LANSING – Heralding the arrival of a new era for the troubled city, Governor Rick Snyder announced on Tuesday that he had appointed the first manager in Detroit’s checkered history.
“The time has come for Michigan’s largest city to be managed, by a manager,” said the governor at a press conference in front of the Michigan Statehouse. “For too long, Detroit has had no effective police force, fire department, sanitation service, sewer system, traffic lights, street lights, administrative bureaucracy, city clerk, school system, tax authority, or treasury.

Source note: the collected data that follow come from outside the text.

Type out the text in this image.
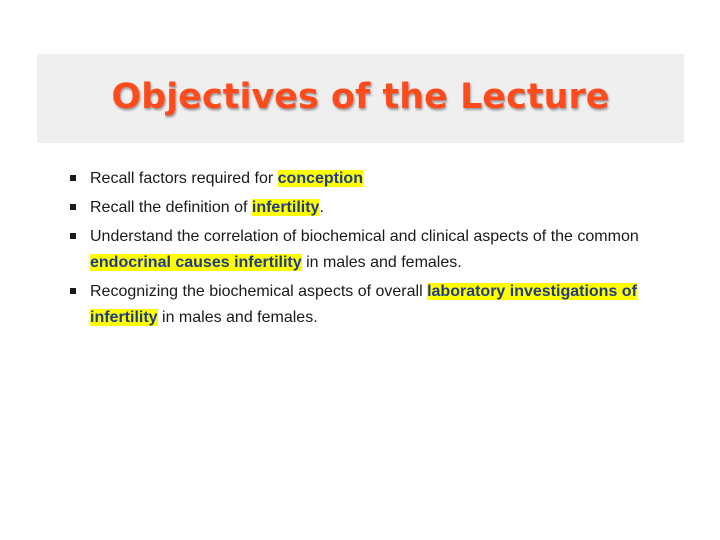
Objectives of the Lecture
Recall factors required for conception
Recall the definition of infertility.
Understand the correlation of biochemical and clinical aspects of the common endocrinal causes infertility in males and females.
Recognizing the biochemical aspects of overall laboratory investigations of infertility in males and females.
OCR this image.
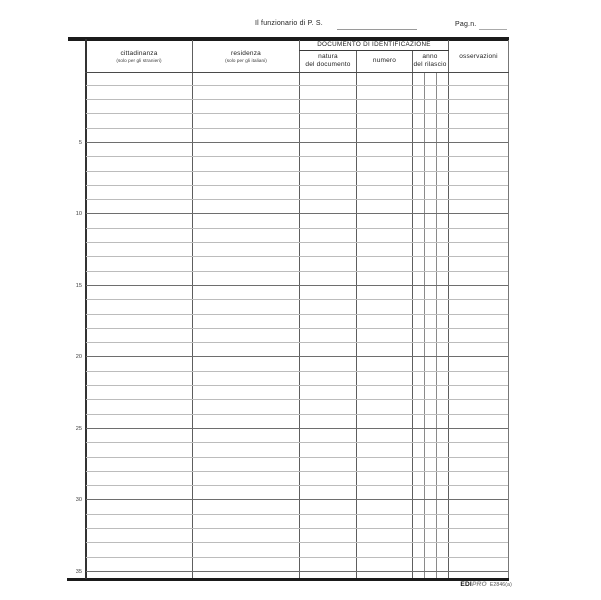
Il funzionario di P. S.	Pag.n.
cittadinanza
(solo per gli stranieri)
residenza
(solo per gli italiani)
DOCUMENTO DI IDENTIFICAZIONE
natura
del documento
numero
anno
del rilascio
osservazioni
EDI PRO E2846(a)
5
10
15
20
25
30
35
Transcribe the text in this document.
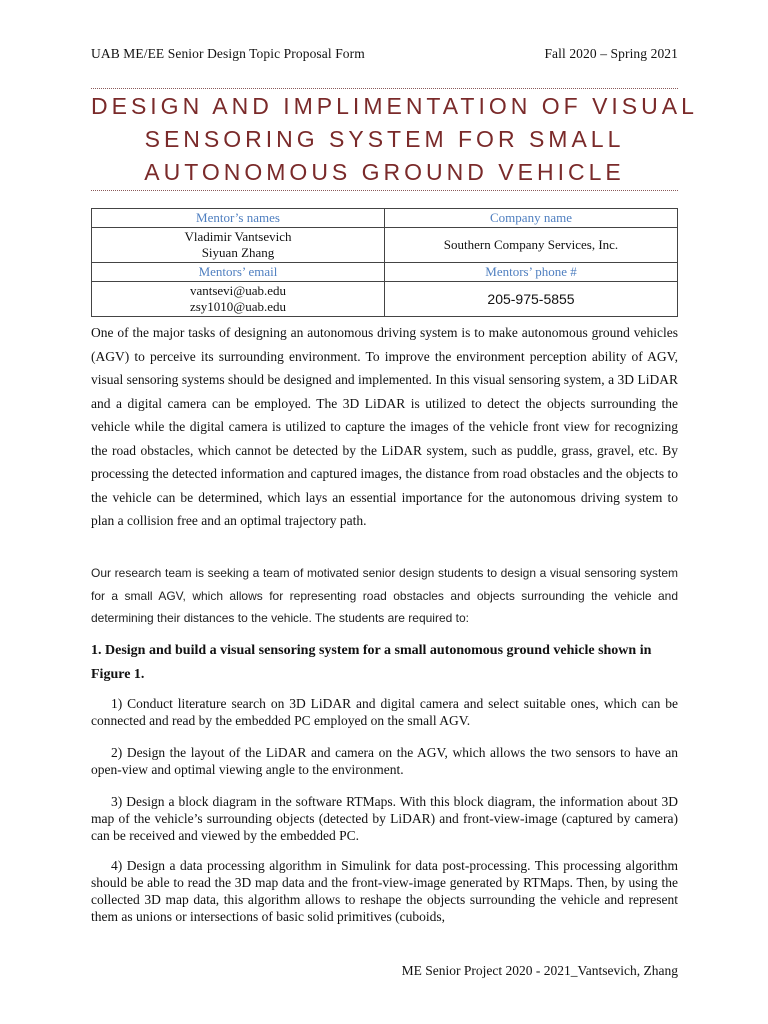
UAB ME/EE Senior Design Topic Proposal Form	Fall 2020 – Spring 2021
DESIGN AND IMPLIMENTATION OF VISUAL
SENSORING SYSTEM FOR SMALL
AUTONOMOUS GROUND VEHICLE
Mentor’s names	Company name

Vladimir Vantsevich
Siyuan Zhang	Southern Company Services, Inc.
Mentors’ email	Mentors’ phone #

vantsevi@uab.edu
zsy1010@uab.edu	205-975-5855
One of the major tasks of designing an autonomous driving system is to make autonomous ground vehicles (AGV) to perceive its surrounding environment. To improve the environment perception ability of AGV, visual sensoring systems should be designed and implemented. In this visual sensoring system, a 3D LiDAR and a digital camera can be employed. The 3D LiDAR is utilized to detect the objects surrounding the vehicle while the digital camera is utilized to capture the images of the vehicle front view for recognizing the road obstacles, which cannot be detected by the LiDAR system, such as puddle, grass, gravel, etc. By processing the detected information and captured images, the distance from road obstacles and the objects to the vehicle can be determined, which lays an essential importance for the autonomous driving system to plan a collision free and an optimal trajectory path.
Our research team is seeking a team of motivated senior design students to design a visual sensoring system for a small AGV, which allows for representing road obstacles and objects surrounding the vehicle and determining their distances to the vehicle. The students are required to:
1. Design and build a visual sensoring system for a small autonomous ground vehicle shown in Figure 1.
1) Conduct literature search on 3D LiDAR and digital camera and select suitable ones, which can be connected and read by the embedded PC employed on the small AGV.
2) Design the layout of the LiDAR and camera on the AGV, which allows the two sensors to have an open-view and optimal viewing angle to the environment.
3) Design a block diagram in the software RTMaps. With this block diagram, the information about 3D map of the vehicle’s surrounding objects (detected by LiDAR) and front-view-image (captured by camera) can be received and viewed by the embedded PC.
4) Design a data processing algorithm in Simulink for data post-processing. This processing algorithm should be able to read the 3D map data and the front-view-image generated by RTMaps. Then, by using the collected 3D map data, this algorithm allows to reshape the objects surrounding the vehicle and represent them as unions or intersections of basic solid primitives (cuboids,
ME Senior Project 2020 - 2021_Vantsevich, Zhang
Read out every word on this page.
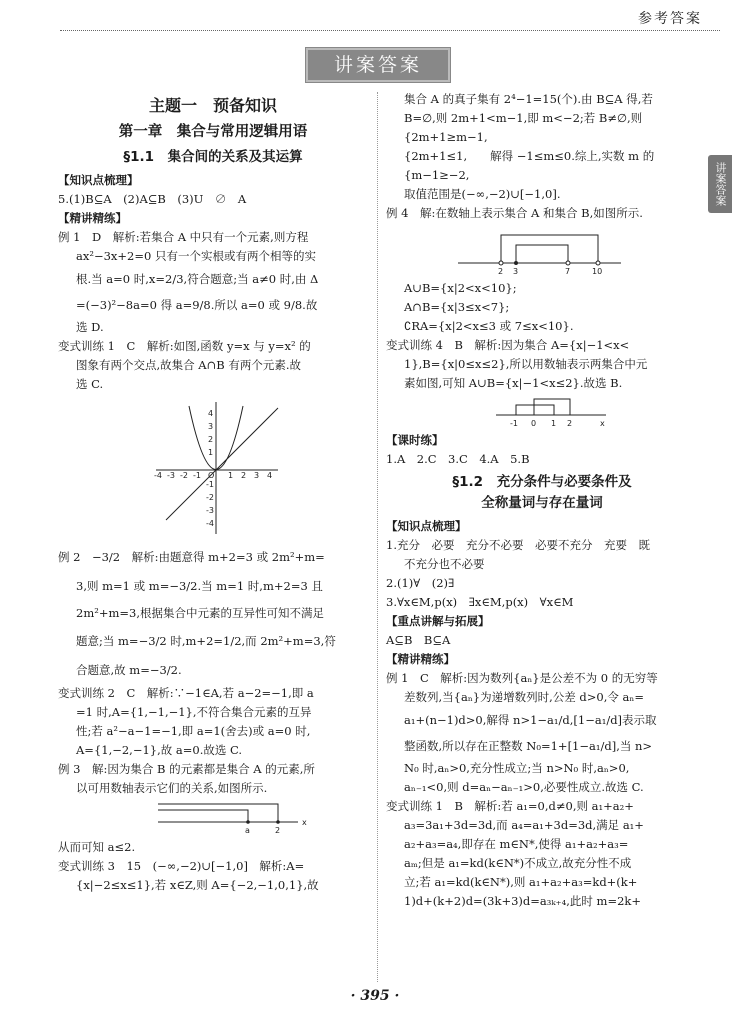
参考答案
讲案答案
讲案答案
主题一　预备知识
第一章　集合与常用逻辑用语
§1.1　集合间的关系及其运算
【知识点梳理】
5.(1)B⊆A　(2)A⊆B　(3)U　∅　A
【精讲精练】
例 1　D　解析:若集合 A 中只有一个元素,则方程
ax²−3x+2=0 只有一个实根或有两个相等的实
根.当 a=0 时,x=2/3,符合题意;当 a≠0 时,由 Δ
=(−3)²−8a=0 得 a=9/8.所以 a=0 或 9/8.故
选 D.
变式训练 1　C　解析:如图,函数 y=x 与 y=x² 的
图象有两个交点,故集合 A∩B 有两个元素.故
选 C.
-4 -3 -2 -1 O 1 2 3 4
4
3
2
1
-1
-2
-3
-4
例 2　−3/2　解析:由题意得 m+2=3 或 2m²+m=
3,则 m=1 或 m=−3/2.当 m=1 时,m+2=3 且
2m²+m=3,根据集合中元素的互异性可知不满足
题意;当 m=−3/2 时,m+2=1/2,而 2m²+m=3,符
合题意,故 m=−3/2.
变式训练 2　C　解析:∵−1∈A,若 a−2=−1,即 a
=1 时,A={1,−1,−1},不符合集合元素的互异
性;若 a²−a−1=−1,即 a=1(舍去)或 a=0 时,
A={1,−2,−1},故 a=0.故选 C.
例 3　解:因为集合 B 的元素都是集合 A 的元素,所
以可用数轴表示它们的关系,如图所示.
a	2
x
从而可知 a≤2.
变式训练 3　15　(−∞,−2)∪[−1,0]　解析:A=
{x|−2≤x≤1},若 x∈Z,则 A={−2,−1,0,1},故
集合 A 的真子集有 2⁴−1=15(个).由 B⊆A 得,若
B=∅,则 2m+1<m−1,即 m<−2;若 B≠∅,则
{2m+1≥m−1,
{2m+1≤1,　　解得 −1≤m≤0.综上,实数 m 的
{m−1≥−2,
取值范围是(−∞,−2)∪[−1,0].
例 4　解:在数轴上表示集合 A 和集合 B,如图所示.
2 3	7	10
A∪B={x|2<x<10};
A∩B={x|3≤x<7};
∁RA={x|2<x≤3 或 7≤x<10}.
变式训练 4　B　解析:因为集合 A={x|−1<x<
1},B={x|0≤x≤2},所以用数轴表示两集合中元
素如图,可知 A∪B={x|−1<x≤2}.故选 B.
-1 0 1 2	x
【课时练】
1.A　2.C　3.C　4.A　5.B
§1.2　充分条件与必要条件及
全称量词与存在量词
【知识点梳理】
1.充分　必要　充分不必要　必要不充分　充要　既
不充分也不必要
2.(1)∀　(2)∃
3.∀x∈M,p(x)　∃x∈M,p(x)　∀x∈M
【重点讲解与拓展】
A⊆B　B⊆A
【精讲精练】
例 1　C　解析:因为数列{aₙ}是公差不为 0 的无穷等
差数列,当{aₙ}为递增数列时,公差 d>0,令 aₙ=
a₁+(n−1)d>0,解得 n>1−a₁/d,[1−a₁/d]表示取
整函数,所以存在正整数 N₀=1+[1−a₁/d],当 n>
N₀ 时,aₙ>0,充分性成立;当 n>N₀ 时,aₙ>0,
aₙ₋₁<0,则 d=aₙ−aₙ₋₁>0,必要性成立.故选 C.
变式训练 1　B　解析:若 a₁=0,d≠0,则 a₁+a₂+
a₃=3a₁+3d=3d,而 a₄=a₁+3d=3d,满足 a₁+
a₂+a₃=a₄,即存在 m∈N*,使得 a₁+a₂+a₃=
aₘ;但是 a₁=kd(k∈N*)不成立,故充分性不成
立;若 a₁=kd(k∈N*),则 a₁+a₂+a₃=kd+(k+
1)d+(k+2)d=(3k+3)d=a₃ₖ₊₄,此时 m=2k+
· 395 ·
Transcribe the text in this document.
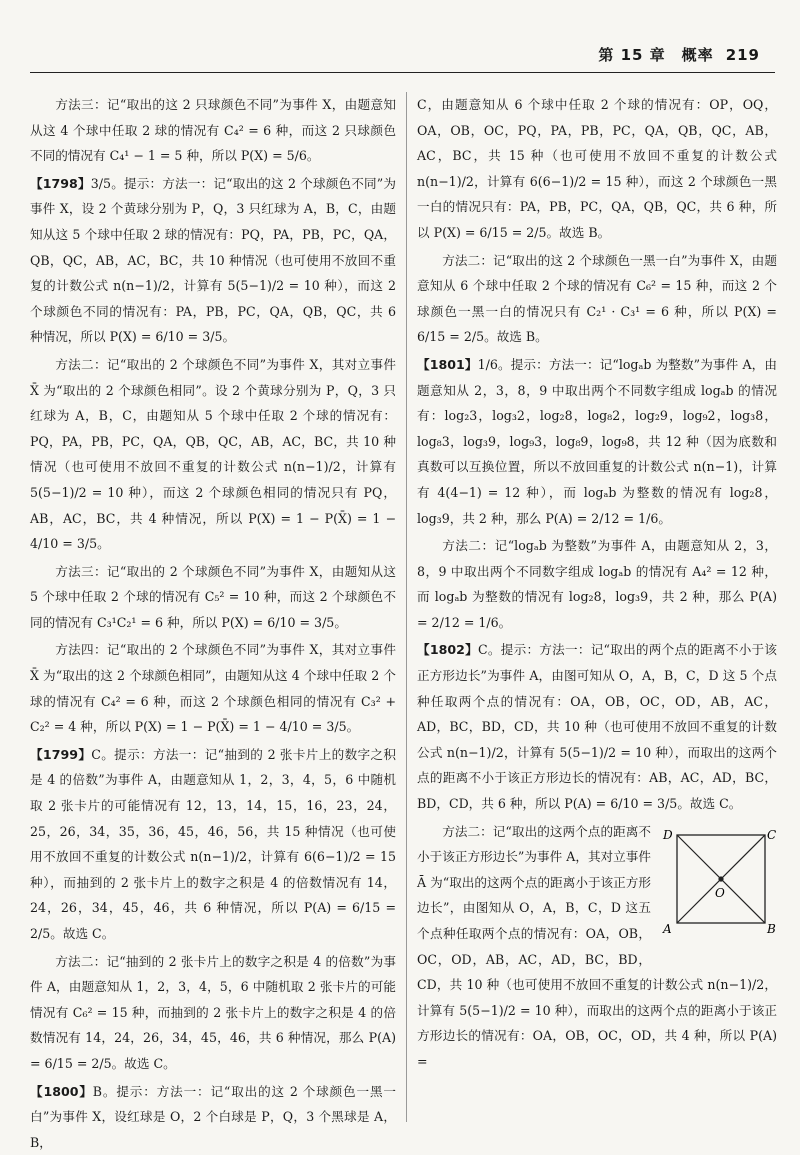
第 15 章　概率 219

方法三：记“取出的这 2 只球颜色不同”为事件 X，由题意知从这 4 个球中任取 2 球的情况有 C₄² = 6 种，而这 2 只球颜色不同的情况有 C₄¹ − 1 = 5 种，所以 P(X) = 5/6。

【1798】3/5。提示：方法一：记“取出的这 2 个球颜色不同”为事件 X，设 2 个黄球分别为 P，Q，3 只红球为 A，B，C，由题知从这 5 个球中任取 2 球的情况有：PQ，PA，PB，PC，QA，QB，QC，AB，AC，BC，共 10 种情况（也可使用不放回不重复的计数公式 n(n−1)/2，计算有 5(5−1)/2 = 10 种），而这 2 个球颜色不同的情况有：PA，PB，PC，QA，QB，QC，共 6 种情况，所以 P(X) = 6/10 = 3/5。

方法二：记“取出的 2 个球颜色不同”为事件 X，其对立事件 X̄ 为“取出的 2 个球颜色相同”。设 2 个黄球分别为 P，Q，3 只红球为 A，B，C，由题知从 5 个球中任取 2 个球的情况有：PQ，PA，PB，PC，QA，QB，QC，AB，AC，BC，共 10 种情况（也可使用不放回不重复的计数公式 n(n−1)/2，计算有 5(5−1)/2 = 10 种），而这 2 个球颜色相同的情况只有 PQ，AB，AC，BC，共 4 种情况，所以 P(X) = 1 − P(X̄) = 1 − 4/10 = 3/5。

方法三：记“取出的 2 个球颜色不同”为事件 X，由题知从这 5 个球中任取 2 个球的情况有 C₅² = 10 种，而这 2 个球颜色不同的情况有 C₃¹C₂¹ = 6 种，所以 P(X) = 6/10 = 3/5。

方法四：记“取出的 2 个球颜色不同”为事件 X，其对立事件 X̄ 为“取出的这 2 个球颜色相同”，由题知从这 4 个球中任取 2 个球的情况有 C₄² = 6 种，而这 2 个球颜色相同的情况有 C₃² + C₂² = 4 种，所以 P(X) = 1 − P(X̄) = 1 − 4/10 = 3/5。

【1799】C。提示：方法一：记“抽到的 2 张卡片上的数字之积是 4 的倍数”为事件 A，由题意知从 1，2，3，4，5，6 中随机取 2 张卡片的可能情况有 12，13，14，15，16，23，24，25，26，34，35，36，45，46，56，共 15 种情况（也可使用不放回不重复的计数公式 n(n−1)/2，计算有 6(6−1)/2 = 15 种），而抽到的 2 张卡片上的数字之积是 4 的倍数情况有 14，24，26，34，45，46，共 6 种情况，所以 P(A) = 6/15 = 2/5。故选 C。

方法二：记“抽到的 2 张卡片上的数字之积是 4 的倍数”为事件 A，由题意知从 1，2，3，4，5，6 中随机取 2 张卡片的可能情况有 C₆² = 15 种，而抽到的 2 张卡片上的数字之积是 4 的倍数情况有 14，24，26，34，45，46，共 6 种情况，那么 P(A) = 6/15 = 2/5。故选 C。

【1800】B。提示：方法一：记“取出的这 2 个球颜色一黑一白”为事件 X，设红球是 O，2 个白球是 P，Q，3 个黑球是 A，B，

C，由题意知从 6 个球中任取 2 个球的情况有：OP，OQ，OA，OB，OC，PQ，PA，PB，PC，QA，QB，QC，AB，AC，BC，共 15 种（也可使用不放回不重复的计数公式 n(n−1)/2，计算有 6(6−1)/2 = 15 种），而这 2 个球颜色一黑一白的情况只有：PA，PB，PC，QA，QB，QC，共 6 种，所以 P(X) = 6/15 = 2/5。故选 B。

方法二：记“取出的这 2 个球颜色一黑一白”为事件 X，由题意知从 6 个球中任取 2 个球的情况有 C₆² = 15 种，而这 2 个球颜色一黑一白的情况只有 C₂¹ · C₃¹ = 6 种，所以 P(X) = 6/15 = 2/5。故选 B。

【1801】1/6。提示：方法一：记“logₐb 为整数”为事件 A，由题意知从 2，3，8，9 中取出两个不同数字组成 logₐb 的情况有：log₂3，log₃2，log₂8，log₈2，log₂9，log₉2，log₃8，log₈3，log₃9，log₉3，log₈9，log₉8，共 12 种（因为底数和真数可以互换位置，所以不放回重复的计数公式 n(n−1)，计算有 4(4−1) = 12 种），而 logₐb 为整数的情况有 log₂8，log₃9，共 2 种，那么 P(A) = 2/12 = 1/6。

方法二：记“logₐb 为整数”为事件 A，由题意知从 2，3，8，9 中取出两个不同数字组成 logₐb 的情况有 A₄² = 12 种，而 logₐb 为整数的情况有 log₂8，log₃9，共 2 种，那么 P(A) = 2/12 = 1/6。

【1802】C。提示：方法一：记“取出的两个点的距离不小于该正方形边长”为事件 A，由图可知从 O，A，B，C，D 这 5 个点种任取两个点的情况有：OA，OB，OC，OD，AB，AC，AD，BC，BD，CD，共 10 种（也可使用不放回不重复的计数公式 n(n−1)/2，计算有 5(5−1)/2 = 10 种），而取出的这两个点的距离不小于该正方形边长的情况有：AB，AC，AD，BC，BD，CD，共 6 种，所以 P(A) = 6/10 = 3/5。故选 C。

D	C
A	B
O
方法二：记“取出的这两个点的距离不小于该正方形边长”为事件 A，其对立事件 Ā 为“取出的这两个点的距离小于该正方形边长”，由图知从 O，A，B，C，D 这五个点种任取两个点的情况有：OA，OB，OC，OD，AB，AC，AD，BC，BD，CD，共 10 种（也可使用不放回不重复的计数公式 n(n−1)/2，计算有 5(5−1)/2 = 10 种），而取出的这两个点的距离小于该正方形边长的情况有：OA，OB，OC，OD，共 4 种，所以 P(A) =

“We can do better,” Snyder concluded.
For as long as city resident-vagrants can remember, Detroit has been “governed” by a series of increasingly ineffective non-managers, including a race-baiter, a convicted felon, a professional basketball player, and Kwame Kilpatrick. Unfortunately for Detroiters, these individuals have failed to halt the city’s population shrinkage or the decimation of its tax base.
Prominent figures from across the state praised the governor’s choice for manager, Kevyn Orr, who earned his undergraduate and law degrees at the University of Michigan. Orr said he hopes to render a “substantial improvement” over the “de facto and de jure anarchy” of the city’s recent history.
Some city residents, however, were less than pleased by Snyder’s announcement. Said Monique Washington, who lives at the intersection of Cass Avenue and an illegible, bombed-out street sign, “We don’t need no rich-ass man comin’ down from Lansing and telling us Detroiters how to run our business. We know what we doin’. Stop takin’ away our democracy! Free Kwame.”
High-ranking officials in Lansing have suggested that if Snyder’s manager plan is ultimately ineffective, the state may have to install a so-called “emergency-manager” manager in the city, as provided by Public Act 4. However, all agree that it is sensible to let a competent, qualified, actual manager run Detroit’s affairs for the first time in 50 years before taking such drastic action.